PAS
LE TEMPS
« Avec le temps
Avec le temps, va, tout s’en va…
Le cœur, quand ça bat plus, c’est pas la peine d’aller
Chercher plus loin, faut laisser faire et c’est très bien »
Léo Ferré. Avec le temps
Nous y voilà. Ça y est.
Le temps.
Entité évanescente qui sonne le glas du vivant.
Implacable scalpel qui découpe l’existence en fines tranches et la poignarde.
C’est pas un crime. Juste le temps qui passe.
Le temps qui flotte comme un étendard au-dessus de vies vibrantes d’immortalité.
Le temps qui rit dans des jeunesses éclaboussées d’éternité. Qui se rie de lui-même qui ne fait que passer.
Le temps qui se fripe dans les plis grâcieux des amours d’antan.
Le temps qui se fige dans les mémoires dissidentes. Qui l’emprisonnent et le retiennent. Comme on retient en vain un amant de vingt ans. Pour le garder, pour le garder.
Le temps en suspens sur la tombe des manants. Le temps qui t’enterre et qu’on tempère.
Le temps que je gagne, que je vole. Le temps dont je me joue, le temps que je déjoue. Que je freine, que je refreine. Que j’oublie que j’invente.
Le temps que je gagne surtout. L’ultime course de ma vie qui galope jusqu’à sa fatale échéance.
Le temps que je perds, aussi.
Le temps après lequel je cours, un jour, toujours. Je lui cours après, oui, je lui fais la cour, un jour et je voudrais qu’il m’oublie, qu’il m’oublie. C’est moi qui cours, mais c’est lui qui me rattrape toujours. Un jour.
C’est juste une question de temps.
***
Alors parlons-en, du temps. Tant qu’à faire. C’est toute la vie, ça, le temps.
Parlons-en, puisque j‘ai le temps.
Expression mal formulée. Comme temps d’autres. En d’autres temps… mais aujourd’hui, on parle mal. C’est un fait. Une histoire de temps, sans doute.
Je prends le temps, alors ? Pourtant le temps, c’est imprenable, on ne peut pas le posséder, c’est comme une femme, ou même un homme, ah non, c’est pas pareil un homme, on peut le posséder, lui. C’est imprenable, le temps, et on dit qu’on le prend. C’est l’usage.

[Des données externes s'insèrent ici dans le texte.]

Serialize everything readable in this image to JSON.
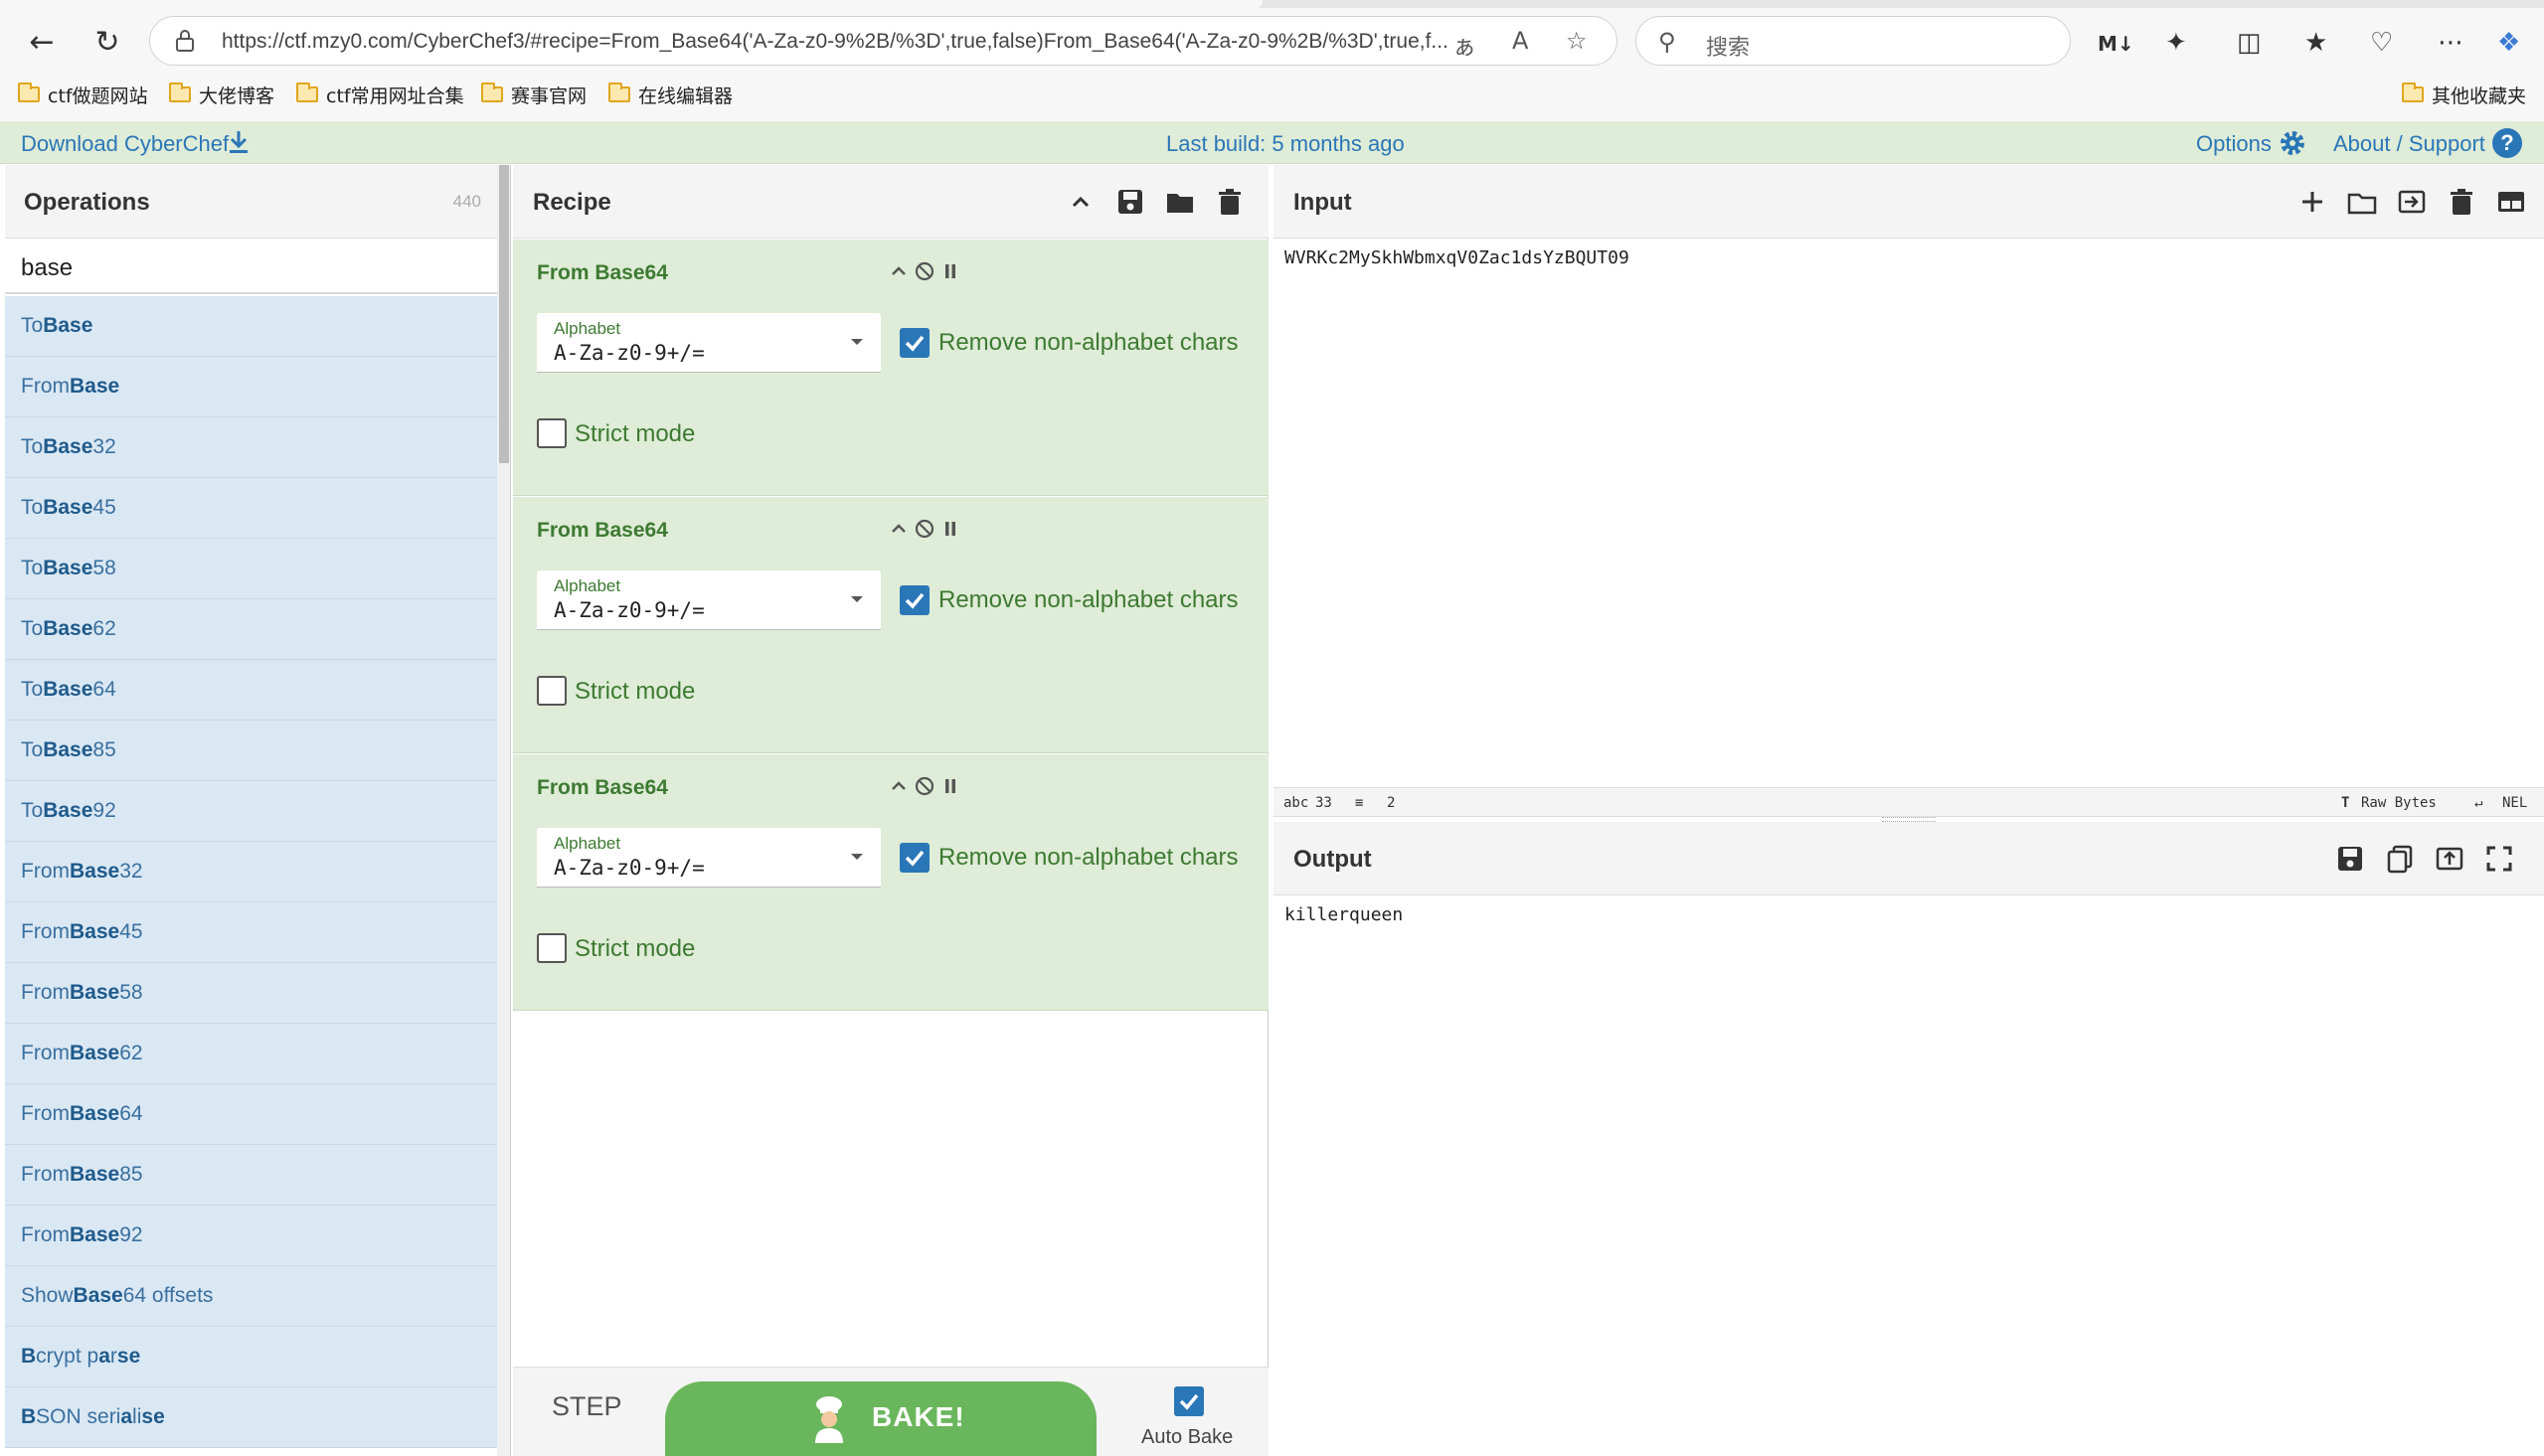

On dit n’importe quoi, nous les hommes, on se sert du langage pour travestir une réalité dont on ne peut supporter la vision. L’insurmontable vision de la réalité nue, dépourvue d’artifices, et que l’on s’empresse de revêtir de fantasmes et d’imaginaires salvateurs. Parce qu’on croit qu’ainsi on lui échappera… Sans y croire, au fond… On n’est pas si dupes, nous, les hommes. Pas si bêtes. Mais on est vivant, et être vivant, c’est se foutre du temps. Sinon notre existence tout entière se déroulerait dans le cortège silencieux qui escorte misérablement le temps qui passe. Tête basse.

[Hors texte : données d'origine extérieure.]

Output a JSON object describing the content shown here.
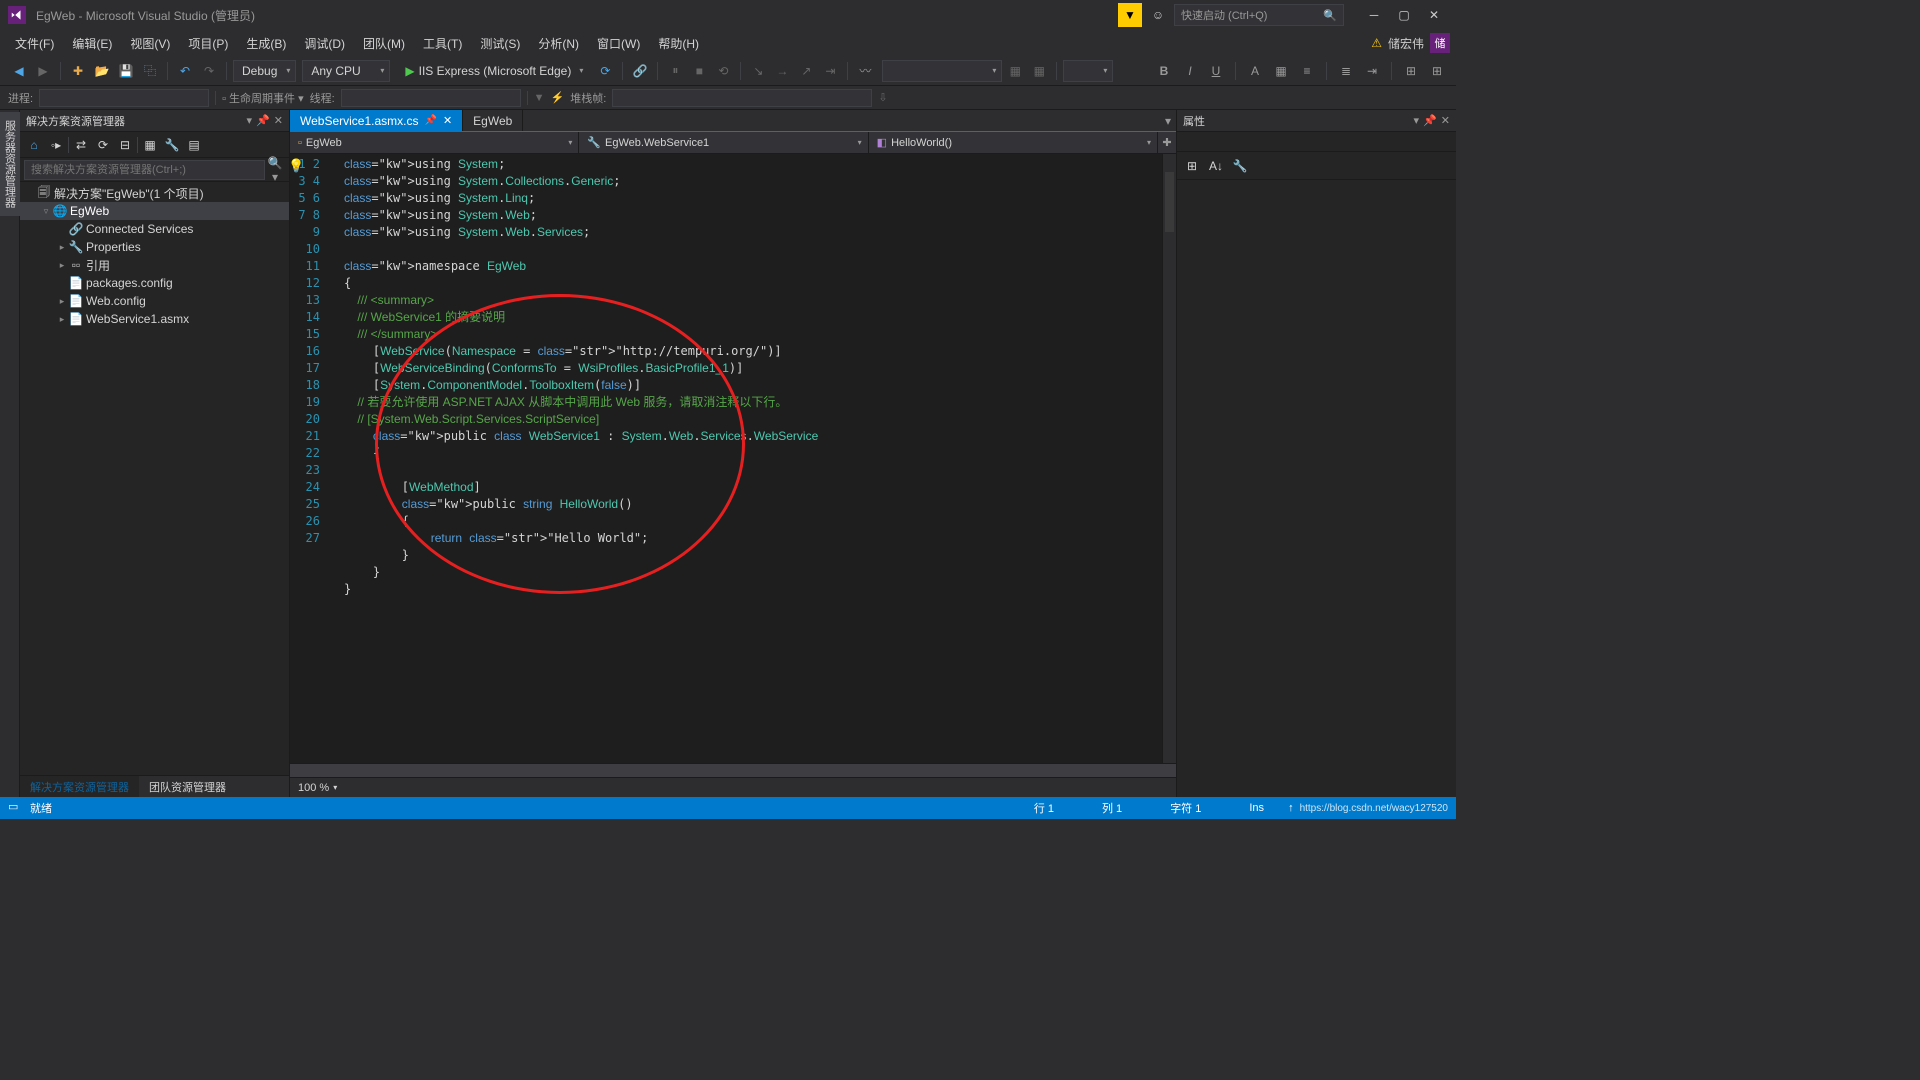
{
  "title": "EgWeb - Microsoft Visual Studio (管理员)",
  "quickLaunch": "快速启动 (Ctrl+Q)",
  "menus": [
    "文件(F)",
    "编辑(E)",
    "视图(V)",
    "项目(P)",
    "生成(B)",
    "调试(D)",
    "团队(M)",
    "工具(T)",
    "测试(S)",
    "分析(N)",
    "窗口(W)",
    "帮助(H)"
  ],
  "user": "储宏伟",
  "avatar": "储",
  "toolbar": {
    "config": "Debug",
    "platform": "Any CPU",
    "run": "IIS Express (Microsoft Edge)"
  },
  "subtoolbar": {
    "process": "进程:",
    "lifecycle": "生命周期事件",
    "thread": "线程:",
    "stack": "堆栈帧:"
  },
  "sideLabel": "服务器资源管理器",
  "solutionPanel": {
    "title": "解决方案资源管理器",
    "search": "搜索解决方案资源管理器(Ctrl+;)",
    "items": [
      {
        "indent": 0,
        "arrow": "",
        "icon": "🗐",
        "label": "解决方案\"EgWeb\"(1 个项目)"
      },
      {
        "indent": 1,
        "arrow": "▿",
        "icon": "🌐",
        "label": "EgWeb",
        "sel": true
      },
      {
        "indent": 2,
        "arrow": "",
        "icon": "🔗",
        "label": "Connected Services"
      },
      {
        "indent": 2,
        "arrow": "▸",
        "icon": "🔧",
        "label": "Properties"
      },
      {
        "indent": 2,
        "arrow": "▸",
        "icon": "▫▫",
        "label": "引用"
      },
      {
        "indent": 2,
        "arrow": "",
        "icon": "📄",
        "label": "packages.config"
      },
      {
        "indent": 2,
        "arrow": "▸",
        "icon": "📄",
        "label": "Web.config"
      },
      {
        "indent": 2,
        "arrow": "▸",
        "icon": "📄",
        "label": "WebService1.asmx"
      }
    ],
    "bottomTabs": [
      "解决方案资源管理器",
      "团队资源管理器"
    ]
  },
  "docTabs": [
    {
      "label": "WebService1.asmx.cs",
      "active": true,
      "pinned": true
    },
    {
      "label": "EgWeb",
      "active": false
    }
  ],
  "navCombos": [
    "EgWeb",
    "EgWeb.WebService1",
    "HelloWorld()"
  ],
  "code": {
    "lines": [
      "using System;",
      "using System.Collections.Generic;",
      "using System.Linq;",
      "using System.Web;",
      "using System.Web.Services;",
      "",
      "namespace EgWeb",
      "{",
      "    /// <summary>",
      "    /// WebService1 的摘要说明",
      "    /// </summary>",
      "    [WebService(Namespace = \"http://tempuri.org/\")]",
      "    [WebServiceBinding(ConformsTo = WsiProfiles.BasicProfile1_1)]",
      "    [System.ComponentModel.ToolboxItem(false)]",
      "    // 若要允许使用 ASP.NET AJAX 从脚本中调用此 Web 服务，请取消注释以下行。",
      "    // [System.Web.Script.Services.ScriptService]",
      "    public class WebService1 : System.Web.Services.WebService",
      "    {",
      "",
      "        [WebMethod]",
      "        public string HelloWorld()",
      "        {",
      "            return \"Hello World\";",
      "        }",
      "    }",
      "}",
      ""
    ]
  },
  "editorStatus": {
    "zoom": "100 %"
  },
  "propsPanel": {
    "title": "属性"
  },
  "statusbar": {
    "ready": "就绪",
    "line": "行 1",
    "col": "列 1",
    "char": "字符 1",
    "ins": "Ins",
    "watermark": "https://blog.csdn.net/wacy127520"
  }
}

J’écris donc. Puisque, comme formulé précédemment, de manière complètement incorrecte mais ô combien expressive, j’ai ou je prends, à votre gré, le temps d’écrire. Donc j’écris. C’est, bien évidemment, comme toute chose dans la vie, le temps qui dicte. Ça tombe bien, ça parle de lui. Il est le héros de ce texte, si tant est qu’on puisse l’ériger en… personnage ? non, en… euhhh… substance héroïque. Il génère le fond et la forme. C’est une bonne nouvelle.
Je suis contemps.
T’as fait à manger ? Crie une voix au loin.
J’ai pas le temps ! hurlai-je à la voix si loin.
Et mon papier pour l’inscription ? J’entends encore vociférer.
PAS LE TEMPS !!!
Après. Plus tard. Pas maintenant.
C’est bon, là ?! Je peux m’occuper de moi ? Mon fils, je le vois deux weekends par mois et la moitié des vacances scolaires, c’est la loi de la paternité extraconjugale, alors je veux pas m’embrouiller. Mais bon, j’ai pas le temps, j’ai pas le temps. Qu’y puis-je ?
Je m’éloigne pour ne plus rien entendre. Parfait. Je n’entemps plus rien. Maintenant je suis dispo. A moi-même. J’ai tout mon temps.
Evidemment, quand on ne fait plus rien de tout ce qu’il y a à faire dans la vraie vie, quand on enlève les contraintes, les loisirs… tout, quoi, ben il reste…rien.
Du temps, donc.
Le temps, c’est rien.
Donc.
Me voilà engouffré dans le néant. Projet titanesque.
Quelques pages seulement.
Mais quelques pages, c’est déjà ça. Ça peut suffire à filer le vertige du vide.
Je suis contemps.
***
Pourtant il fait un temps de chien aujourd’hui.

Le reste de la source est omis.